Deep Wheel Orcadia
- Author: Harry Josephine Giles
- Language: Scots, English
- Genre: Science fiction, verse novel
- Published: 2021
- Publisher: Picador Poetry
- Publication place: United Kingdom
- Media type: Print
- ISBN: 978-1-5290-6660-9

= Deep Wheel Orcadia =

Science-fiction novel by Harry Josephine Giles

Deep Wheel Orcadia is a science-fiction novel by Harry Josephine Giles. It is a verse novel written in the Orcadian dialect of the Scots language in parallel with an English translation. The book won the 2022 Arthur C. Clarke Award. It was published by Picador Poetry in 2021.

==Plot==
The story is a romance set on a space station orbiting a gas giant.

==Style==
The book is written in Orcadian verse, with an English translation provided in smaller text. Translations for Orcadian words provide several possible English translations in a compound word.

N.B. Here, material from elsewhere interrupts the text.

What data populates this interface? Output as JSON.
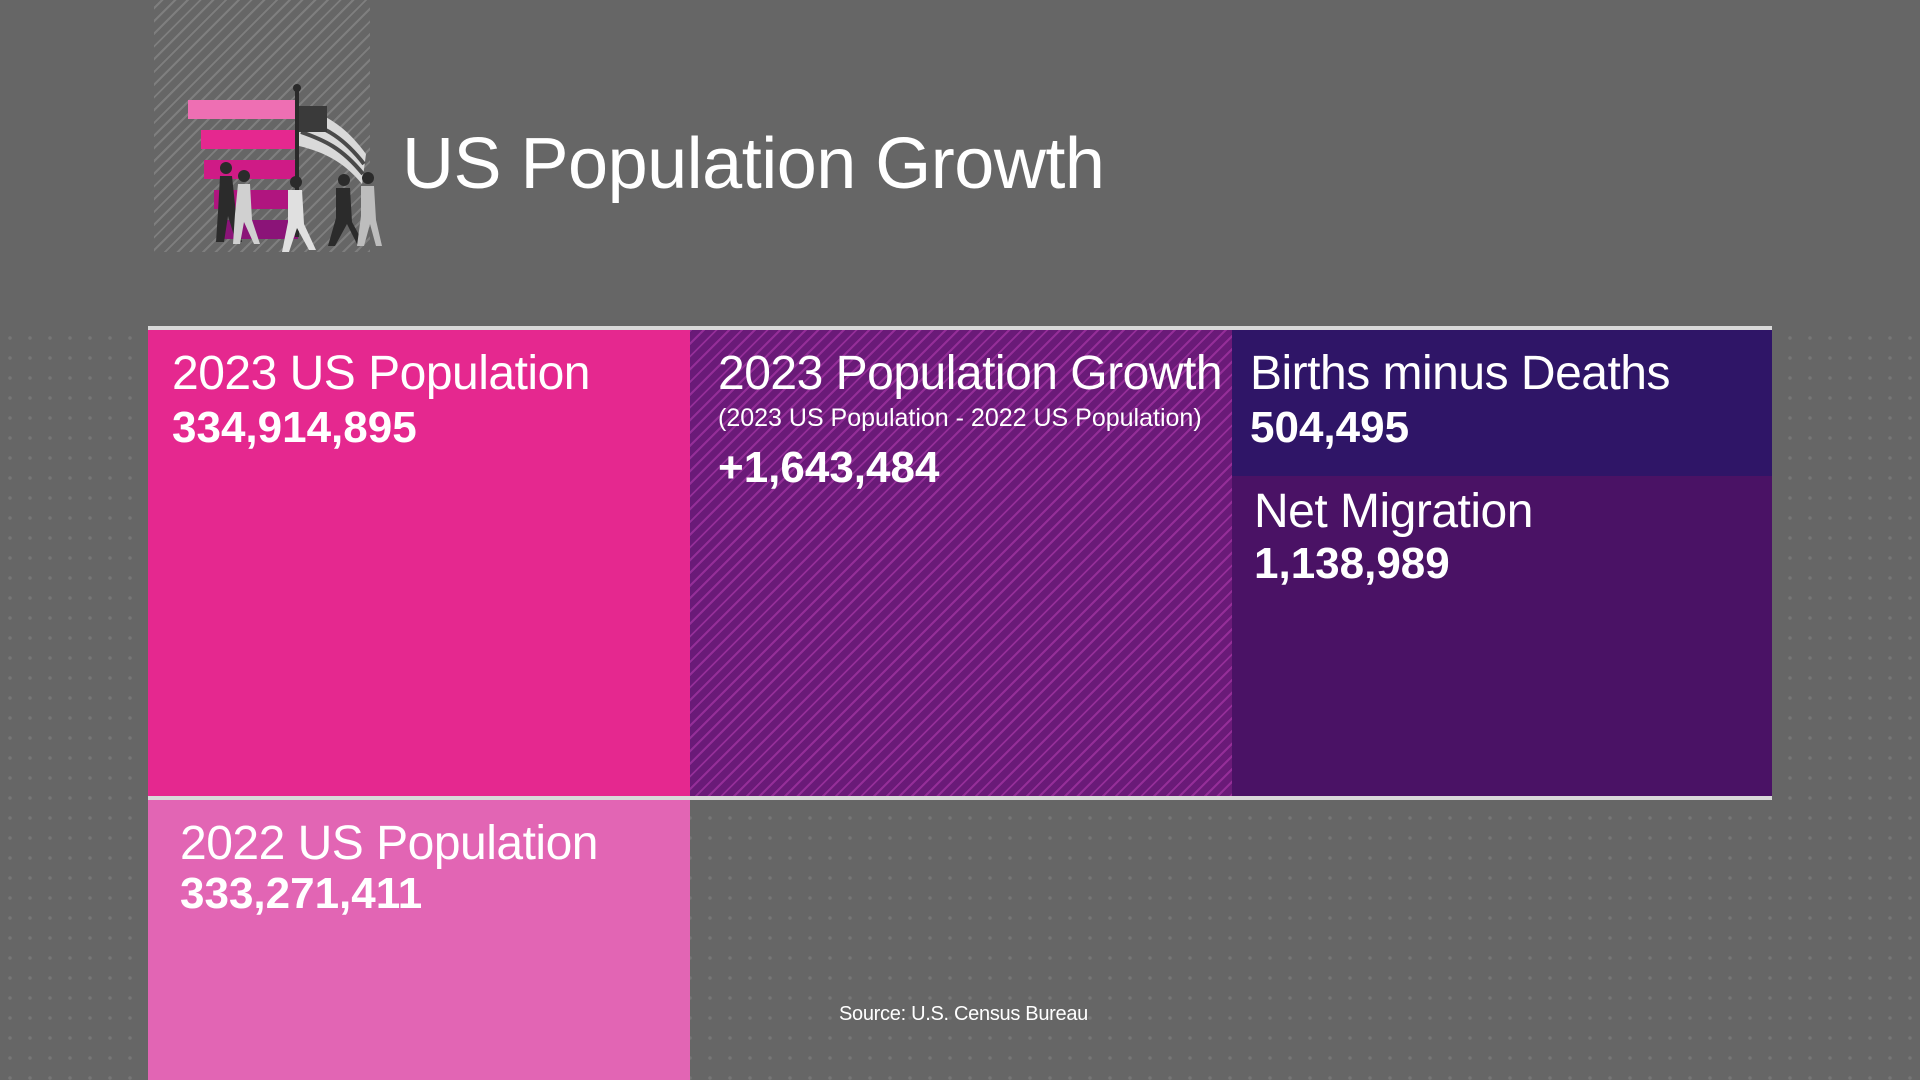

The English translations were formatted to draw attention to the Orcadian, a technique also used by Gaelic poet Rody Gorman.

==Awards==
The book was longlisted for the Highland Book Prize longlist, but was withdrawn by Giles over the lack of minority representation. Deep Wheel Orcadia was the only work withdrawn.

In 2022, Deep Wheel Orcadia won the Arthur C. Clarke Award, where it was praised for its writing and its use of language.

==Reception==
The Guardian called the book "a book of astonishments". The Orkney News made favourable comparisons between elements of the story and life on Orkney, such as bad internet speeds, but felt the ending was unsatisfying and the cast list excessive.

The Scotsman said the book "lacked direction" and criticised the use of Orcadian.

The chair of the judges for the Arthur C. Clarke Award described the book as "the sort of book that makes you rethink what science fiction can do and makes the reading experience feel strange in a new and thrilling way. It's as if language itself becomes the book's hero and the genre is all the richer for it."